Time Zone Uncertainty

6 September 2007

I was in Boston, about to fly out to our office in Calgary. I look at my calendar to see if I have a meeting. First one is at 10.30am - cool no need to rush out of bed in the morning.

I turn up and am two hours late. What happened was that I was invited to the meeting that begun at 8.30am Calgary time. Lotus Notes saw my computer was set to Boston time, and helpfully converted the time zones for the two hour shift.

You could argue that this was my fault for not paying attention. After all I know this is how Notes works and was being careless when I read my diary. I don't buy this, Donald Norman noted a while ago that we tend to blame ourselves for errors that are due to bad usability - like a door with a handle that you should push.

Even though I'm now avoiding Notes calendars, I get the same basic problem with Mac's ical, google calendar, and my phone. I'm in Boston and arrange a meeting for 10am in London. I go to London. My inclination is to shift my laptop time zone to where I am - that way the clock makes sense. But if I do that this appointment time moves. All of these devices are trying to be clever with time zones - and I end up not sure what I'm looking at.

Time zones are particularly vulnerable to this kind of problem It's most notably a problem in calendaring applications, but you see this issue in enterprise software as well. There is a temptation to try to be clever with handling time zones, but this temptation leads to trouble if the software isn't quite clever enough, which is what happened in this case.

I'd prefer Notes ignore time zones completely. You set the time for the place the meeting occurs in and that's what it should show you. Who cares about the time zones? It's only the time on the ground that usually matters. When I look at my calendar for a day in Calgary, I want to see the Calgary times for that day - wherever I happen to be when I'm looking at it.

The exception, of course, is a phone meeting that spans time zones. But here you should do something exceptional for a phone meeting rather than complicate handling a physical one. It could be something that allows you to set a flag for a phone meeting, and then you get a different time display. Or it could be as simple as just allowing you to put the timezone on the time display, and leaving the conversion to the reader. With phone meetings you think more about time-zones than you do for physical meetings (or at least I do).

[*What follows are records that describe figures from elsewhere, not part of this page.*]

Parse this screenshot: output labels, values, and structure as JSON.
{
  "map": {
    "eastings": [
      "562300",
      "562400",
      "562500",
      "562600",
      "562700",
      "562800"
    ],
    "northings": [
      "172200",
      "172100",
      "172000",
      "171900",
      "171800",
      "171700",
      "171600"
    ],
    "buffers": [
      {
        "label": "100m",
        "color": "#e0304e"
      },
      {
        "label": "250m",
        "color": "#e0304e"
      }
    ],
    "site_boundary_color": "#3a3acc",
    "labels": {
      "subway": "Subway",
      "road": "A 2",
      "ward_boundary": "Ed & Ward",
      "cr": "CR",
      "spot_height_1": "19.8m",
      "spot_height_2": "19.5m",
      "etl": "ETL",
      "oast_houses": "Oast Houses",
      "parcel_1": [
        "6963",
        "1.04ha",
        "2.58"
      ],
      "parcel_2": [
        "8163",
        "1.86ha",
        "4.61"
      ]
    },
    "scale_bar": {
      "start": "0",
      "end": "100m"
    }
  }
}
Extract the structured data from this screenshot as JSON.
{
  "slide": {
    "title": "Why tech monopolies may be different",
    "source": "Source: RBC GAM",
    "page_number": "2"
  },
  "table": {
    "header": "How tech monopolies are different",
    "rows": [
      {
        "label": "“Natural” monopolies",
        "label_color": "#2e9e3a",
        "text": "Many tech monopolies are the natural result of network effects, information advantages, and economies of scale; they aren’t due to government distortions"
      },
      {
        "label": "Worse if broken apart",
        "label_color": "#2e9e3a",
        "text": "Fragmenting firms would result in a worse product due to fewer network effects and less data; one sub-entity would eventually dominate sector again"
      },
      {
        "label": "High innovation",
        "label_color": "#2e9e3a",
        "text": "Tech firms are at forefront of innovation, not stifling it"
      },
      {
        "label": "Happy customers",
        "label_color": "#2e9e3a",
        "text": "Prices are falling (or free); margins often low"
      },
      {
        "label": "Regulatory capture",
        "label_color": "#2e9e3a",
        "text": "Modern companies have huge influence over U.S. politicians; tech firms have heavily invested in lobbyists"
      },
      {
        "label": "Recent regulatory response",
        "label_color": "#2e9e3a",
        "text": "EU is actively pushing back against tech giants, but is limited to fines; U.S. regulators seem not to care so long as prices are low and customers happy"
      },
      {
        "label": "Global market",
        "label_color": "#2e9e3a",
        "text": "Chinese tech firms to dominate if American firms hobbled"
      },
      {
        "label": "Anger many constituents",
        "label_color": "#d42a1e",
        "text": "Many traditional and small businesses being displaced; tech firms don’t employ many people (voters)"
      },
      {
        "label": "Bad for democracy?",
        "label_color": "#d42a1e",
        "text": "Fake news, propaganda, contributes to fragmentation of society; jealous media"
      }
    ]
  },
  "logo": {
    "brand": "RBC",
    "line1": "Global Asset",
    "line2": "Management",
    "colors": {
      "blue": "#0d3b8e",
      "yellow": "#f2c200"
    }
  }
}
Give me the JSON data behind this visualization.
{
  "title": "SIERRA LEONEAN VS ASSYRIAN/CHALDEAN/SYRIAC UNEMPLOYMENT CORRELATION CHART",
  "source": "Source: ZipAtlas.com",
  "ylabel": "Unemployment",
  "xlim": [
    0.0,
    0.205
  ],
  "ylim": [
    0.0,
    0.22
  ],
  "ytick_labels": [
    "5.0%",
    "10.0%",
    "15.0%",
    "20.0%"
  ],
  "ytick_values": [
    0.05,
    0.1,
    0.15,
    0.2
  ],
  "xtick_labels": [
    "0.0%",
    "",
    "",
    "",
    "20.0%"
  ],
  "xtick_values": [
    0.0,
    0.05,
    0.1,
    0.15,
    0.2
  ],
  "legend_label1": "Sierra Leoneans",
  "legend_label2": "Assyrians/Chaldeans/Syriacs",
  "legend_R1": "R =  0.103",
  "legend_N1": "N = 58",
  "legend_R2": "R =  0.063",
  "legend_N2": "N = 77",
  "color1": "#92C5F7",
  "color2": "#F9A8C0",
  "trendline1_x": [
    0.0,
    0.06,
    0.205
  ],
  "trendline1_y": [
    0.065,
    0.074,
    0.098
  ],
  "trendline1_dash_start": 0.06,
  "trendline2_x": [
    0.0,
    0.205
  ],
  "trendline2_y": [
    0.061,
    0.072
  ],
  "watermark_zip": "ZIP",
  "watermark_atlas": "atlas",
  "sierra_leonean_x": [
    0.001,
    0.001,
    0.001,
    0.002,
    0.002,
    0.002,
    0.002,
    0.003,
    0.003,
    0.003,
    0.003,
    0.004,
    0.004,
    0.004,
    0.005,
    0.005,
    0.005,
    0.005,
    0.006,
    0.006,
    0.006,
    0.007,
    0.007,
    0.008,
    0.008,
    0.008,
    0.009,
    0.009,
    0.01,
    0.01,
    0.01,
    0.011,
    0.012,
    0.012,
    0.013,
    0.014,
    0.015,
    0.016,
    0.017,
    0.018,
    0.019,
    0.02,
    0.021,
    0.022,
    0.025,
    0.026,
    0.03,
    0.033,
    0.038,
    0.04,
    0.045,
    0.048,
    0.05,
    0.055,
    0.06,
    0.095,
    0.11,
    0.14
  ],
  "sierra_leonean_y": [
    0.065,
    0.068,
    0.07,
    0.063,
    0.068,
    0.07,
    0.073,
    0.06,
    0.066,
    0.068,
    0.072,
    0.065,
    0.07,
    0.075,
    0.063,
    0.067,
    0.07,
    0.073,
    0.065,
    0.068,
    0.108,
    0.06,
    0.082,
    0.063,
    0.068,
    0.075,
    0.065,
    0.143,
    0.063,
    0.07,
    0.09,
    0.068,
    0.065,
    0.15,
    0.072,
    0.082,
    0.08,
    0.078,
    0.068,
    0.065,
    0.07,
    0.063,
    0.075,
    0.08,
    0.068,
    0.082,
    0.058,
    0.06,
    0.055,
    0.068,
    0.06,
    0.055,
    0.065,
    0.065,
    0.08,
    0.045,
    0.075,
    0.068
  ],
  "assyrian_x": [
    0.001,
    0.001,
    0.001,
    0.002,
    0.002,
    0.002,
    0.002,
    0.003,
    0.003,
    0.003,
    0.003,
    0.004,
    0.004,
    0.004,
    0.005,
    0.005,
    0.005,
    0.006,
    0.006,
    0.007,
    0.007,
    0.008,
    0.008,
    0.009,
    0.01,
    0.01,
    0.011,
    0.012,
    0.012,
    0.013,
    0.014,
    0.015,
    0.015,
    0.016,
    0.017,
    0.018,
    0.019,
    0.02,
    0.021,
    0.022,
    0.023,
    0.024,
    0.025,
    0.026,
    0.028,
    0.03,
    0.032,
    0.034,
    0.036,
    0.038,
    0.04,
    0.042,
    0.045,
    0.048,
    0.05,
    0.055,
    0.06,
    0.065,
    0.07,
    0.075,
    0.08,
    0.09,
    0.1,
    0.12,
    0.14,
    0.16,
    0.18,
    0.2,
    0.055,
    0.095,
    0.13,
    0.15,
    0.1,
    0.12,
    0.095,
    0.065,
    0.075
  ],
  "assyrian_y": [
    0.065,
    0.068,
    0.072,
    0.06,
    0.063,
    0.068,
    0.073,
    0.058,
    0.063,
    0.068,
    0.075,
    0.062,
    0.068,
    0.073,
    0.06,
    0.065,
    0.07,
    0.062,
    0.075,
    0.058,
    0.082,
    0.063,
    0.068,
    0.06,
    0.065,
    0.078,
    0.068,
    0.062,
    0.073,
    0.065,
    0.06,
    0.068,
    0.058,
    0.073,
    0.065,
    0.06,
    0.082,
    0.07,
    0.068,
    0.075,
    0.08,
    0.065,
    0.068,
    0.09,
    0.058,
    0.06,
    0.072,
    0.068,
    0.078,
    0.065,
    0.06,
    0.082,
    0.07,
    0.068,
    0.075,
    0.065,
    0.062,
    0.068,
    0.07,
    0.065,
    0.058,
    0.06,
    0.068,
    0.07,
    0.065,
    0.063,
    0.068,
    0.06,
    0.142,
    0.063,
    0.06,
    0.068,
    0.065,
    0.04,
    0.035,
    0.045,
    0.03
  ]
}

The important lesson here is to make the most common case (physical meetings) simple and only do complicated things for less common cases as exceptions (quite possibly manual exceptions). Calendaring time zones get into trouble because they make the common and simple case be more complex. The problem occurs because the designers wanted to use the same data for both the simple and phone cases - but that just gets the simple case in trouble.

Usually when I hand out a prize for worst-user experience Lotus Notes is at the top of the queue. (Indeed I find it embarrassing to admit that Thoughtworks uses the damn thing.) But the worst time-zone experience award goes to Microsoft Office, although to be fair this was many years ago. I had recently bought a PDA (running Windows CE version 2). I had put some all day meetings into my calendar, flown to Chicago, and to get the PDA to alert me to meetings I changed the timezone of the PDA to one hour earlier.

Suddenly every one of my all day meetings shifted to a day earlier. This was due to a catalog of errors. First off they had stored an all day meeting as a meeting from midnight to midnight - that's the kind of representation error on a TimePoint that often gets people into trouble. Then it was compounded by shifting the times of meeting when I changed time zones - so all day meetings were now 11pm to 11pm. This, of course, is due to putting the time zone into the meeting so it looks like it shifted when I changed time zone on the PDA. Then to cap it off, the software was clever enough to know that an all day meeting should only show the day of the meeting, but the day it chose was the day of the start of the meeting - that was now one day earlier. That's the poor timepoint representation biting back.